Song by Leona Lewis

from the album Spirit
- Studio: DARP Studios, Atlanta, GA; Doppler Studios, Atlanta, GA; Battery Studios, New York City
- Genre: Gospel-pop
- Length: 3:27
- Label: J; Sony; Syco;
- Songwriters: Leona Lewis; Novel Stevenson; Tony Reyes;
- Producers: Novel; Dallas Austin;

Audio video
- "Whatever It Takes" on YouTube

= Whatever It Takes (Leona Lewis song) =

"Whatever It Takes" is a song by British singer-songwriter Leona Lewis from her debut studio album, Spirit (2007). Lewis co-wrote it with Tony Reyes and Novel; the latter also co-produced it with Dallas Austin. It was the first song to be written for Spirit and one of only two songs on the album to involve Lewis in the writing process. It is a gospel-pop-influenced track. The song garnered a mixed response from music critics; it was praised for its upbeat instrumentation but criticised for lacking any "kick". Upon the release of Spirit, the song debuted at number 61 on the UK Singles Chart due to strong digital download sales. Lewis has performed the song at the 2010 Rock in Rio and on her debut concert tour, The Labyrinth. It was later included on the subsequent DVD release called The Labyrinth Tour: Live from the O2.

==Recording and production==
Co-written by Lewis with Novel and Tony Reyes, "Whatever It Takes" was recorded at DARP Studios and Doppler Studios, both located in Atlanta, Georgia and at Battery Studios in New York City, by Carlton Lynn. Lynn was assisted in the recording process by Lloyd Cooper (at Doppler Studios) and Tim Sturges (at Battery Studios). It was also mixed by Lynn at DARP Studios; Josh Houghkirk served as the assistant mixer. The song was produced by Novel and Dallas Austin. A variety of instrumentalists were enlisted for the production of "Whatever It Takes": Eddie Horst was the string arranger, while Kenn Wagner, Olga Shiptko, Amy Chang and William Pu performed violins, Karen Freer and Daniel Laufer provided cello and co-writer Reyes played the guitar. Stephen Lowman and Stephen Ferrera performed drums, while Novel played the keyboard. "Whatever It Takes" makes use of a choir, which consists of Tawatha Agee, Vanesse Thomas, Cindy Mizelle, Michelle Cobbs, Robin Clark, "Bibi" Straughn, Tammy Lucas, Billy Porter, Bennie Diggs and Fonzi Thornton; Thornton was enlisted as the vocal contractor. Lewis provides background vocals on the track, and the production process was overseen by Kimberly L. Smith. As she introduced the track before performing it on her debut concert tour The Labyrinth (2010), Lewis revealed that "Whatever It Takes" was the first song to be written for Spirit.

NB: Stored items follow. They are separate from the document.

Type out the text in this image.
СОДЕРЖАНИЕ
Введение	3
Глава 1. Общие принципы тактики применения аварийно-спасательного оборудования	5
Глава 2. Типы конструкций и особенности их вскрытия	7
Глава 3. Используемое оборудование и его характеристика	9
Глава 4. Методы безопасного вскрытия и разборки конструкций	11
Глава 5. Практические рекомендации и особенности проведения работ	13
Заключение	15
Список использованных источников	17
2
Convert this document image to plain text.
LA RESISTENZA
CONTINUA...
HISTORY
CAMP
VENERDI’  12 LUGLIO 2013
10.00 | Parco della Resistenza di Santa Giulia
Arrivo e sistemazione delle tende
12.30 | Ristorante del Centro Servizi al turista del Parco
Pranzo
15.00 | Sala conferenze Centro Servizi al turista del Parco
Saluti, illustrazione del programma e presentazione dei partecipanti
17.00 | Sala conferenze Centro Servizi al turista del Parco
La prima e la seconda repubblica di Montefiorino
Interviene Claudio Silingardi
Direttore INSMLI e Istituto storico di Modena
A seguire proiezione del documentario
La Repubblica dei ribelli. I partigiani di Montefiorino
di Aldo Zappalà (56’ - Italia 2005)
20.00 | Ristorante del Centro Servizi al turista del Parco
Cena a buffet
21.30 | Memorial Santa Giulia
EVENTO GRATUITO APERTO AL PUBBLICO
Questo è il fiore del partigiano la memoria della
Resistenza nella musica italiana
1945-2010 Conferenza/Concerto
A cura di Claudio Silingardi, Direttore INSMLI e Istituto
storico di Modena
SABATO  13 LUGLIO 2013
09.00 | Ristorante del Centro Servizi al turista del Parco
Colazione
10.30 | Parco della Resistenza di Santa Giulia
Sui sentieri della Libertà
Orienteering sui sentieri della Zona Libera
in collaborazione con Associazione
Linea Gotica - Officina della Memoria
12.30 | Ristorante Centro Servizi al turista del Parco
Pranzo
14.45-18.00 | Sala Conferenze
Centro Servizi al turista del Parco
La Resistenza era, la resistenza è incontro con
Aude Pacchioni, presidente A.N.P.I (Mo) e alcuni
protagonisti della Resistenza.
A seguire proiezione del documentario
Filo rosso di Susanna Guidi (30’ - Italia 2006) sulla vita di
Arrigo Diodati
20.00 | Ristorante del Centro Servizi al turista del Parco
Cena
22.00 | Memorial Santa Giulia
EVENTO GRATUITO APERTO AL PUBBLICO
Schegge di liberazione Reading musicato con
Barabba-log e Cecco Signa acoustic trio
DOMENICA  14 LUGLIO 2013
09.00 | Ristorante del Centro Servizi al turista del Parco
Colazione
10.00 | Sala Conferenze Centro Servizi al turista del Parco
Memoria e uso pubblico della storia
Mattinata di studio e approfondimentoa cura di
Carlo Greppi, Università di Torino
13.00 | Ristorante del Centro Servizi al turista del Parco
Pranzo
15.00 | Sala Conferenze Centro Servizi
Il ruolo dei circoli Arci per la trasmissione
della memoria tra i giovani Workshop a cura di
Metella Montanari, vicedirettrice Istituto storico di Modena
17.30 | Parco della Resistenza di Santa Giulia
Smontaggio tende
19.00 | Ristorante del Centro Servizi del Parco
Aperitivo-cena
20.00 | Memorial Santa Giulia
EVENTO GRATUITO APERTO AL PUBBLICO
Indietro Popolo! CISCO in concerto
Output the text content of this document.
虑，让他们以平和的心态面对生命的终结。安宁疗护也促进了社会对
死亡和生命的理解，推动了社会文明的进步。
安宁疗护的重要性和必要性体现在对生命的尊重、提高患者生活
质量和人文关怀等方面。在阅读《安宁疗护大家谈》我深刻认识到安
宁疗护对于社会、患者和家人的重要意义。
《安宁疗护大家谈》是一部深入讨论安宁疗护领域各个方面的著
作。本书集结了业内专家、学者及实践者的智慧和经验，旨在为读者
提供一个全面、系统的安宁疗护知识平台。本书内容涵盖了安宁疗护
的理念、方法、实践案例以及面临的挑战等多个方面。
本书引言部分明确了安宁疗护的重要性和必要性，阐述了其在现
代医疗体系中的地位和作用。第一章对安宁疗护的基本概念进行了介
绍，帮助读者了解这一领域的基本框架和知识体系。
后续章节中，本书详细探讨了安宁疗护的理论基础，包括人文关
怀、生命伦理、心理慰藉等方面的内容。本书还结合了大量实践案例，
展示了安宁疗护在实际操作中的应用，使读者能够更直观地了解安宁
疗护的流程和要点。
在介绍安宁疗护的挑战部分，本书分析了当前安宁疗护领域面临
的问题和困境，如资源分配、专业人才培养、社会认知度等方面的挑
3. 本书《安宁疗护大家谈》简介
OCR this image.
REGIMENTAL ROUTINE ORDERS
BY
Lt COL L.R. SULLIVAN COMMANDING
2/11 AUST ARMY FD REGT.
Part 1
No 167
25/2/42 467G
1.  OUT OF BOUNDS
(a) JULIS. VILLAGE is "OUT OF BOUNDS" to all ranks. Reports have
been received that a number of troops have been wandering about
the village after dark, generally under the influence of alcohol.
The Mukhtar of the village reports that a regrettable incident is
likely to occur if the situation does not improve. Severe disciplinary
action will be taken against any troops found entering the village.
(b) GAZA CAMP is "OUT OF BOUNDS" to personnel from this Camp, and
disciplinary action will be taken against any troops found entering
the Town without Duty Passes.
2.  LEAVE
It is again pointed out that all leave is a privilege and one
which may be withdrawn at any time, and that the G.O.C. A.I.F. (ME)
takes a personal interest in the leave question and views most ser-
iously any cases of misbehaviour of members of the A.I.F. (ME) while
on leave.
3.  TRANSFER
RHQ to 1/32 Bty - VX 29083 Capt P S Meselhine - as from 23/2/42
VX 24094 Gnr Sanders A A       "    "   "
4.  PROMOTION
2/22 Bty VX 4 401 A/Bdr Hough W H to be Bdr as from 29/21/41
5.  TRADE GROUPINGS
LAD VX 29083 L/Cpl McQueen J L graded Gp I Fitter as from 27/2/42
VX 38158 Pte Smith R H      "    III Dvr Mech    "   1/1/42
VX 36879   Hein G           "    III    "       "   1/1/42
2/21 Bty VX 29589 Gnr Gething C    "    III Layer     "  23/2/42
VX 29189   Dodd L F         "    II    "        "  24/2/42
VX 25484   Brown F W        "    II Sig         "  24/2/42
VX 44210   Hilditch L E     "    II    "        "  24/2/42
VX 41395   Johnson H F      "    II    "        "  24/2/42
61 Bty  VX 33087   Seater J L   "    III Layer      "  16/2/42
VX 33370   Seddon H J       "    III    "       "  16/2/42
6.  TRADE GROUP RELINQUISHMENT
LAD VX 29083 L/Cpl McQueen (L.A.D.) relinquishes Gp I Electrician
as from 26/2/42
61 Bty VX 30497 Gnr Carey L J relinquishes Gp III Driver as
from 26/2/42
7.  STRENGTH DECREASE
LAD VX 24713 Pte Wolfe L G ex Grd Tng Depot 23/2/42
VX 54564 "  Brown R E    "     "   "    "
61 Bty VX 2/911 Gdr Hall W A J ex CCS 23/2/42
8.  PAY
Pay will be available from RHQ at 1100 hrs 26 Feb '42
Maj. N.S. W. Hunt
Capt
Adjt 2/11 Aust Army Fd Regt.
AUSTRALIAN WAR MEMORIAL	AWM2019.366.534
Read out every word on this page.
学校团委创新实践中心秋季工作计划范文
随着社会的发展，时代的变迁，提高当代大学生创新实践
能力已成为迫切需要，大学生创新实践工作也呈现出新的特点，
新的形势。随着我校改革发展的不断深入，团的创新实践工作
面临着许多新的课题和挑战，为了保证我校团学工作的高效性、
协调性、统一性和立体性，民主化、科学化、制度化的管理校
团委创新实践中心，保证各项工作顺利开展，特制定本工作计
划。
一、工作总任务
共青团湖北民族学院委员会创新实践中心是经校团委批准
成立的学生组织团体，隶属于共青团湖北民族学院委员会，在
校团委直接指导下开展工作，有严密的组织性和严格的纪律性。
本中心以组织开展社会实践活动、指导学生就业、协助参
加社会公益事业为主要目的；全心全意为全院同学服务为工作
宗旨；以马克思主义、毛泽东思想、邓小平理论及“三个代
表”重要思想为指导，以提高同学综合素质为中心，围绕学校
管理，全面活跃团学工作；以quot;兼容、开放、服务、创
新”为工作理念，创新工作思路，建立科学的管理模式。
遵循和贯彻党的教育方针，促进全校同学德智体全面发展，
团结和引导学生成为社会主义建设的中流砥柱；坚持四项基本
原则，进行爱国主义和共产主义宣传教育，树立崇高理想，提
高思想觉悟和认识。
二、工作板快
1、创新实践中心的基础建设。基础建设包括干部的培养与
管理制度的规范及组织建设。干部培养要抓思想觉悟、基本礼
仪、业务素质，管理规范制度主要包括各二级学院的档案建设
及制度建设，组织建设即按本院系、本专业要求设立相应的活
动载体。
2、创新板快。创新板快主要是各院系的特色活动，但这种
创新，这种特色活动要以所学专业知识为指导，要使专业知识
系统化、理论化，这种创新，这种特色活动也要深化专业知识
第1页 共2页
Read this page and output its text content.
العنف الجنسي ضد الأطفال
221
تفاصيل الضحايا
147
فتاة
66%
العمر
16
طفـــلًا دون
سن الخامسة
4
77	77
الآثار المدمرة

==Composition and critical reception==
"Whatever It Takes" is an upbeat, midtempo gospel-pop song which lasts for a duration of . The song was composed in the key of E♭ major using common time at 96 beats per minute. Lewis' vocal range spans over two octaves from low note of B♭_{3} to the high note of B♭_{5}. The song garnered a mixed response from music critics. Nate Chinen for The New York Times was complimentary of "Whatever It Takes", writing that it is an "upbeat anthem." Nick Levine was for Digital Spy wrote "'Whatever It Takes' is anchored by a rhythm track that wouldn't shame a boy-racer cruising through Harlem in his pimped-up ride." However, he noted that "Whatever It Takes" and "Best You Never Had" were Spirits only uptempo moments, and that Lewis tries to emulate her contemporaries too closely. Kitty Empire for The Guardian was critical of the song, writing that "Not even Dallas Austin – who has worked with Sugababes – can make 'Whatever It Takes' any fun."

==Live performances==
Lewis performed "Whatever It Takes" at the Rock in Rio festival held in Lisbon on 22 May 2010. It was also included as the fourth song on the set list of The Labyrinth. It was later included on the DVD release of the tour, called The Labyrinth Tour: Live from the O2. Lewis performed the song in the first section of the set list, along with "Brave" as the opener, "Don't Let Me Down", "Better in Time" and "Take a Bow". The set was decorated in the style of a castle; acrobats performed as they were hanging from the ceiling on large pieces of fabric while Lewis wore a gold sequined dress and thigh-high boots.

==Track listing==
- Spirit standard/deluxe edition

- "Whatever It Takes" –

- Spirit United States standard/deluxe version

- "Whatever It Takes" –

- The Labyrinth Tour
  Live from the O2

- "Whatever It Takes" (Live from the 02) –

==Credits and personnel==
- Recording
- Recorded at DARP Studios, Atlanta, GA; Doppler Studios, Atlanta, GA; Battery Studios, NYC.
- Mixed at DARP Studios, Atlanta, GA.

- Personnel

- Songwriting – Novel Stevenson, Tony Reyes, Leona Lewis
- Production – Novel, Dallas Austin
- Vocal recording – Carlton Lynn
- Assistant vocal recording – Lloyd Cooper (at Doppler Studios), Tim Sturges (at Battery Studios)
- Mixing – Carlton Lynn
- Assistant mixing – Josh Houghkirk
- String arrangement – Eddie Horst
- Violins – Kenn Wagner, Olga Shiptko, Amy Chang, William Pu
- Cello – Karen Freer, Daniel Laufer

- Guitars – Tony Reyes
- Drums – Stephen Lowman, Stephen Ferrera
- Keyboards and programming – Novel
- Choir – Tawatha Agee, Vanesse Thomas, Cindy Mizelle, Michelle Cobbs, Robin Clark, Biti Strauchn, Tammy Lucas, Billy Porter, Bennie Diggs, Fonzi Thornton
- Vocal contraction – Fonzi Thornton
- Background vocals – Leona Lewis
- Project coordinator – Kimberly L. Smith

Credits adapted from the liner notes of Spirit.

==Charts==
Upon the release of Spirit, "Whatever It Takes" debuted at number 61 on the strength of digital download sales in the chart issue released on 24 November 2007.